Ülkemizde perakende olarak alkol satışının yapılması yasal olarak mümkün değildir. Yurt dışından serbest bölgelere getirilen alkoller, buradan kullanım hakkına sahibi olan firmalara, kapasite raporlarına uygun miktarlarda ve kontrol altında satışları yapılmaktadır. Kozmetikçiler, kolonya üreticileri, sağlık kuruluşları, eczane ve hastane gibi kurumlar, almış oldukları yasal izinler çerçevesinde bu alkolleri satın alma hakkına sahip olurlar. Yani evlerinde rakı ve benzeri alkollü içki üretmek isteyenlerin, alkol temin etme gibi haklarının olamayacağı da açıktır. Yasal düzenlemelerin aksine neredeyse her yurttaşın piyasadan alkol temin edebilmelerini, bu yüzden anlamakta güçlük çektiğimi ifade etmekteyim.
Ayrıca malum piyasalardan satın alınan alkollerin saf etil alkol yerine, metil alkol olma ihtimali de oldukça yüksektir. Çünkü yurt dışından getirilen alkollerden metil alkolün fiyatı, etil alkole kıyasla en az % 50 oranında daha düşük olmaktadır. Bu tür alkolleri etil alkol adıyla satabilecek duyarsız bazı ithalatçıların olabileceği de yine unutulmamalıdır.
Etkin denetimsizliklerin yanında, uygulanan abartılı vergiler yüzünden, evlerde rakı yapımı denilen tuhaflıkları bundan böyle sanırım daha da artış göstererek izlemek durumunda kalacağız.
Rakı içme alışkanlığını az veya çok sürdüren, ancak rakı alım gücü ile rakı fiyatları arasında sıkışıp kalanları; rakı değil ama rakıya benzer içeceklere yönelen insanlarımızı bu durumda pek de suçlayamıyorum. Ancak yine de evlerde yapılan rakıların mercek altına alınması gereğine inanmaktayım. Kullanılan alkollerin bir kısmının yoğun metil alkol içerdiği, kolluk kuvvetlerince yapılan baskınlardan anlaşılmaktadır.
Metil alkollerle yapılan çeşitli içecekler yüzünden toplu ölümlerin yaşandığı Hindistan ve Pakistan gibi ülkelerdeki trajedileri sırası gelmişken anımsatmak isterim.
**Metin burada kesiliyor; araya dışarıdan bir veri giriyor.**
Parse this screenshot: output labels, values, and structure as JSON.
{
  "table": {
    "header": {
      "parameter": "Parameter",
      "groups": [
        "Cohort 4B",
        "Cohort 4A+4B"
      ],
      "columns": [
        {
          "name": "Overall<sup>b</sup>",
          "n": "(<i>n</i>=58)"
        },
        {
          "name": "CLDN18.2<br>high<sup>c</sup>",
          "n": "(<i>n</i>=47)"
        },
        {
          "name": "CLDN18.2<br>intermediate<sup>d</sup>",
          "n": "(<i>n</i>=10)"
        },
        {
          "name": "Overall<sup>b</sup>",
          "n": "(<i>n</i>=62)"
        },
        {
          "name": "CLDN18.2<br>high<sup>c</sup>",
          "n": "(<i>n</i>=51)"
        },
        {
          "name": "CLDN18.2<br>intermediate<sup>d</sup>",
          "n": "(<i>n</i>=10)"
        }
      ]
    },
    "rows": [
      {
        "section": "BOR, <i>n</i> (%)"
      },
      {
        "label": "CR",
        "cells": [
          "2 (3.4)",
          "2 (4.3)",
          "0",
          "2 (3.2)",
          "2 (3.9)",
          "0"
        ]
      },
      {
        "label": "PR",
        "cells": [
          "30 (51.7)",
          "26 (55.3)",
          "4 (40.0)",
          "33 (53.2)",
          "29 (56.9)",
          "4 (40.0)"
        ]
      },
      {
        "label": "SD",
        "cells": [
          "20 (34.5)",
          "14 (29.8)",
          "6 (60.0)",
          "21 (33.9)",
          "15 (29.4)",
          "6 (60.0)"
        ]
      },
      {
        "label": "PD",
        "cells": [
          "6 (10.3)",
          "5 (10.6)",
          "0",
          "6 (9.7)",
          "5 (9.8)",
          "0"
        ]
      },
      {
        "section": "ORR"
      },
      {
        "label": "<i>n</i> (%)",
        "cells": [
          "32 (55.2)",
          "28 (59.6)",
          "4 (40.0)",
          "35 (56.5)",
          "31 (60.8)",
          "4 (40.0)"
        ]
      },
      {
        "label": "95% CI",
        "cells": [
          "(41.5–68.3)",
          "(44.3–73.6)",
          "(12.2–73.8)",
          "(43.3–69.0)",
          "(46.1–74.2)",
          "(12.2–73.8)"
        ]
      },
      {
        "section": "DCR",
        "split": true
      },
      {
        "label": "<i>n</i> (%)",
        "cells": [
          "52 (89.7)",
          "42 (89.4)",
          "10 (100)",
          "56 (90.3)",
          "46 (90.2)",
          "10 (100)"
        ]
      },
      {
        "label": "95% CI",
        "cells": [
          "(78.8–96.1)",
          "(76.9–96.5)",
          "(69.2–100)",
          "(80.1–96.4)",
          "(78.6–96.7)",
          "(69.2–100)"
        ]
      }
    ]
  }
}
Bu tür ölümler, kaçak ve bilgisizce yapılan içki üretimlerinin doğal sonuçlarıdır.
Metil alkollerle veya içeriğinde yoğun metil alkol barındıran alkollerle yapılan içeceklerin her tüketilişinde illa ki kısa bir zaman sonra ölümlerle karşılaşılmaz. Bazen zaman ilerledikçe bu tür alkollerle üretilmiş rakıları tüketenlerde aşamalı olarak birçok sağlık problemleri de kendini gösterir. Günler, bazen haftalar sonra ölümcül sonuçlar ortaya çıkabilir. Büyük kentlerimizde belki bu tür trajik olaylara sıklıkla karşı karşıya gelmeyebiliriz. Ancak kontrol ve denetimlerin yeterince yapılamayan Anadolumuzun daha ıssız denebilecek noktalarında, ev yapımı rakı içenlerin başlarına nelerin gelmiş olabileceğini bilmemiz olası değil.
En hafifinden metil alkol yoğunluklu alkollerle yapılan ev rakıları yüzünden ortaya çıkan ölüm olayları, sadece medyaya yansımış bölümüdür. Yani bilinen ve saptanabilen veya ihbarlar sonucunda ortaya çıkartılabilen olaylardır.
Tekrar ediyorum , gözden ırak kent, kasaba ve kırsal bölgelerde ev yapımı rakılar yüzünden nice canlar yitip gitmektedir. Etkin önlemler alınmadıkça, ölüm olayları bundan sonra da artarak devam edecektir.